Fotografia di Lori Grinker, Egitto, 1995. Nel cuore più antico e rumoroso del Cairo, a pochi passi dal brulicare incessante di Khan el-Khalili e dall’autorevole silenzio della moschea di al-Azhar, esiste da oltre mezzo secolo una realtà che sembra vivere in una dimensione parallela. In uno scantinato di una vecchia palazzina, mentre fuori si mescolano le voci dei mercanti e il richiamo del muezzin, prendono forma le prove dell’orchestra sinfonica Al-Nour Wal Amal, “Luce e Speranza”: l’unica orchestra al mondo composta esclusivamente da donne non vedenti.

La sua storia è inseparabile da quella dell’omonima associazione, fondata nel 1954 con l’obiettivo di restituire la dignità di vivere a donne cieche o socialmente vulnerabili in un Egitto che lasciava loro pochissimo spazio. Il centro accoglie stabilmente decine di ragazze e donne, mentre molte altre vi accedono quotidianamente per seguire corsi scolastici, professionali e di alfabetizzazione. Accanto a un’istruzione completa, pensata per favorire l’autonomia, la musica divenne progressivamente uno strumento di emancipazione inatteso e potentissimo.
L’intuizione maturò nel 1961, quando l’attivista Istiklal Radi decise di affiancare alla formazione tradizionale un corso musicale, sostenuta dalla musicologa Samha El-Kholy, allora preside del Conservatorio del Cairo e figura centrale della rinascita musicale egiziana del Novecento. Quella che inizialmente sembrava un’attività marginale si trasformò in pochi anni in un progetto ambizioso. Nacque così un’orchestra composta da giovani donne cieche, formate grazie alla dedizione di insegnanti volontari e a un metodo basato interamente sull’ascolto e sulla memoria.
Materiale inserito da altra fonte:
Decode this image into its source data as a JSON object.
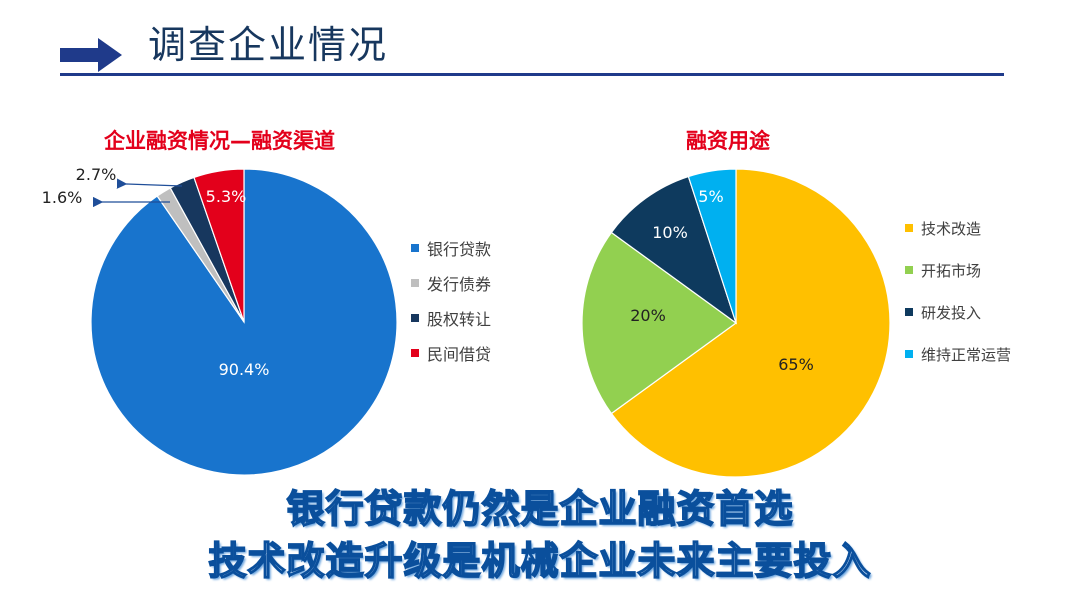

Il primo concerto ufficiale, nel 1967, segnò una svolta. L’accoglienza calorosa del pubblico cairota dimostrò che l’orchestra trascendeva la compassione, approdando nella sfera dell’apprezzamento artistico. Da quel momento iniziò una crescita costante, che perdura ancora oggi. Seguirono a ruota inviti in scuole, università, teatri, ambasciate, fino alle prime tournée internazionali. Memorabile fu l’esordio europeo a Vienna. Nel gennaio 2025 si sono esibite anche a Roma.

Nel corso dei decenni, l’orchestra Al-Nour wal Amal si è esibita in oltre 25 Paesi, ricevendo premi e riconoscimenti internazionali. Il repertorio spazia da Bach, Mozart, Beethoven, Čajkovskij, Bizet e Ravel, fino ai compositori egiziani contemporanei come Abu-Bakr Khairat e Gamal Abdel-Rahim. Tutti i brani vengono eseguiti rigorosamente a memoria, senza spartiti, secondo una disciplina collettiva che affida la coesione non allo sguardo, ma all’ascolto reciproco. Spesso non è presente nemmeno un direttore d’orchestra. Basta il segnale iniziale, e la musica prende forma attraverso un equilibrio costruito nel tempo, prova dopo prova.

Dietro il successo artistico si cela però una realtà quotidiana complessa. Le orchestrali, terminate le prove o i concerti, tornano a una società che rimane profondamente patriarcale e poco inclusiva, dove l’indipendenza femminile – soprattutto se legata alla disabilità – è ancora vista con sospetto.

Negli ultimi anni, la situazione si è ulteriormente aggravata a causa della crisi economica e dell’instabilità politica che hanno colpito l’Egitto. Ciò ha ridotto drasticamente i finanziamenti alle attività culturali. Molti sponsor si sono ritirati, le tournée internazionali si sono interrotte e l’orchestra ha vissuto una fase di isolamento che ne ha messo a rischio la sopravvivenza.
Nonostante ciò, Al-Nour wal Amal continua a rappresentare un raro esempio di resistenza culturale e sociale. La musica, per queste donne, è prima di tutto un linguaggio di libertà in un contesto spesso ostile.